- Origin: Charlotte, North Carolina, US
- Genres: Electro-industrial
- Years active: 1993–1996
- Label: Re-Constriction
- Spinoffs: Liquid Sex Decay
- Past members: Blake Barnes; Scott Morgan; David York;

= Apparatus (band) =

Electro-industrial band

Apparatus was an electro-industrial band based in Charlotte, North Carolina. The trio comprised vocalist Blake Barnes, guitarist Scott Morgan (as Sid) and keyboardist David York (as D. York). They released a sole full-length self-titled album in 1995 before disbanding.

==History==
Apparatus was formed in Charlotte, North Carolina, by Blake Barnes, David York, and Scott Morgan. Their melding of guitar, electronics and hip hop beats earned them comparisons to Nine Inch Nails and KMFDM. The band caught the attention of Re-Constriction Records and were signed in 1995.
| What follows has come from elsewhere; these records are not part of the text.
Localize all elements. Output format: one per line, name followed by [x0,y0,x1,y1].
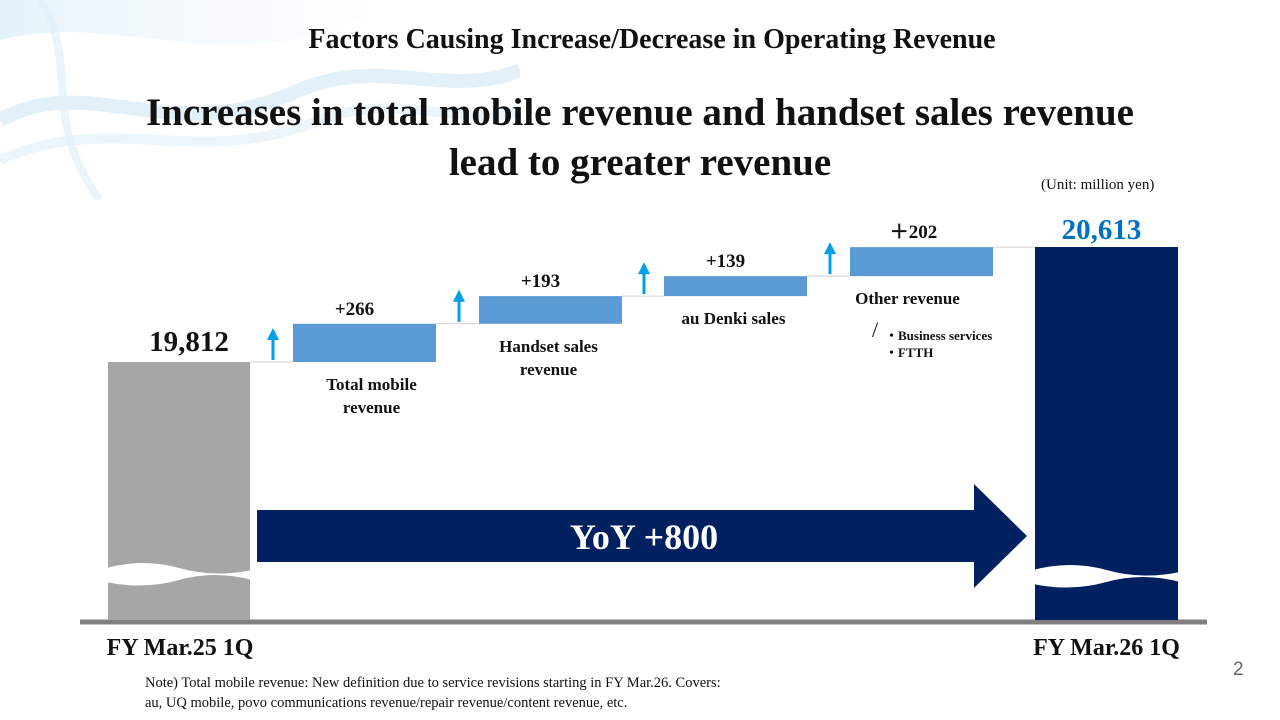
step-bar [293,323,436,362]
background-wave-decoration [0,0,520,200]
step-detail-item: ・Business services [885,328,992,343]
step-delta-label: +266 [335,299,374,320]
step-bar [479,296,622,324]
unit-label: (Unit: million yen) [1041,177,1155,193]
step-bar [664,276,807,297]
footnote-line-2: au, UQ mobile, povo communications reven… [145,695,628,711]
step-up-arrow-head [453,289,465,302]
footnote: Note) Total mobile revenue: New definiti… [145,673,721,713]
step-name-label: Handset sales [499,337,598,356]
step-up-arrow-head [638,262,650,275]
yoy-label: YoY +800 [570,517,718,557]
step-up-arrow-head [267,328,279,340]
page-number: 2 [1233,659,1244,680]
end-value-label: 20,613 [1062,214,1142,246]
step-name-label: Other revenue [855,289,960,308]
section-title: Factors Causing Increase/Decrease in Ope… [308,24,996,55]
end-bar [1035,247,1178,620]
step-bar [850,247,993,277]
yoy-arrow [257,484,1027,588]
slide-headline: Increases in total mobile revenue and ha… [0,88,1280,188]
step-up-arrow-head [824,242,836,255]
step-detail-mark: / [872,317,879,342]
start-category-label: FY Mar.25 1Q [107,635,254,661]
headline-line-2: lead to greater revenue [448,141,832,184]
step-name-label: revenue [343,398,401,417]
step-name-label: au Denki sales [682,309,786,328]
step-name-label: revenue [520,360,578,379]
start-bar-axis-break [106,563,252,586]
step-delta-label: ＋202 [890,222,938,243]
start-value-label: 19,812 [149,326,229,358]
end-bar-axis-break [1033,565,1180,588]
step-detail-item: ・FTTH [885,345,933,360]
step-name-label: Total mobile [326,375,417,394]
step-delta-label: +193 [521,271,560,292]
step-delta-label: +139 [706,251,745,272]
footnote-line-1: Note) Total mobile revenue: New definiti… [145,675,721,691]
end-category-label: FY Mar.26 1Q [1033,635,1180,661]
headline-line-1: Increases in total mobile revenue and ha… [145,91,1134,134]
The band released their self-titled debut album in 1995. "Hell's Home" and "Slave Or Prayer" were made in collaboration with industrial rock producer Lee Popa. Aiding & Abetting praised the band for their aggressive sound, saying the band "has put together a wild ride that massages both the club folks and metal freaks." Music videos were filmed for the songs "Come Alive" and "Hell's Home". The trio disbanded shortly after the release of the album, with D. York and Sid forming the dark ambient project Liquid Sex Decay in 1997.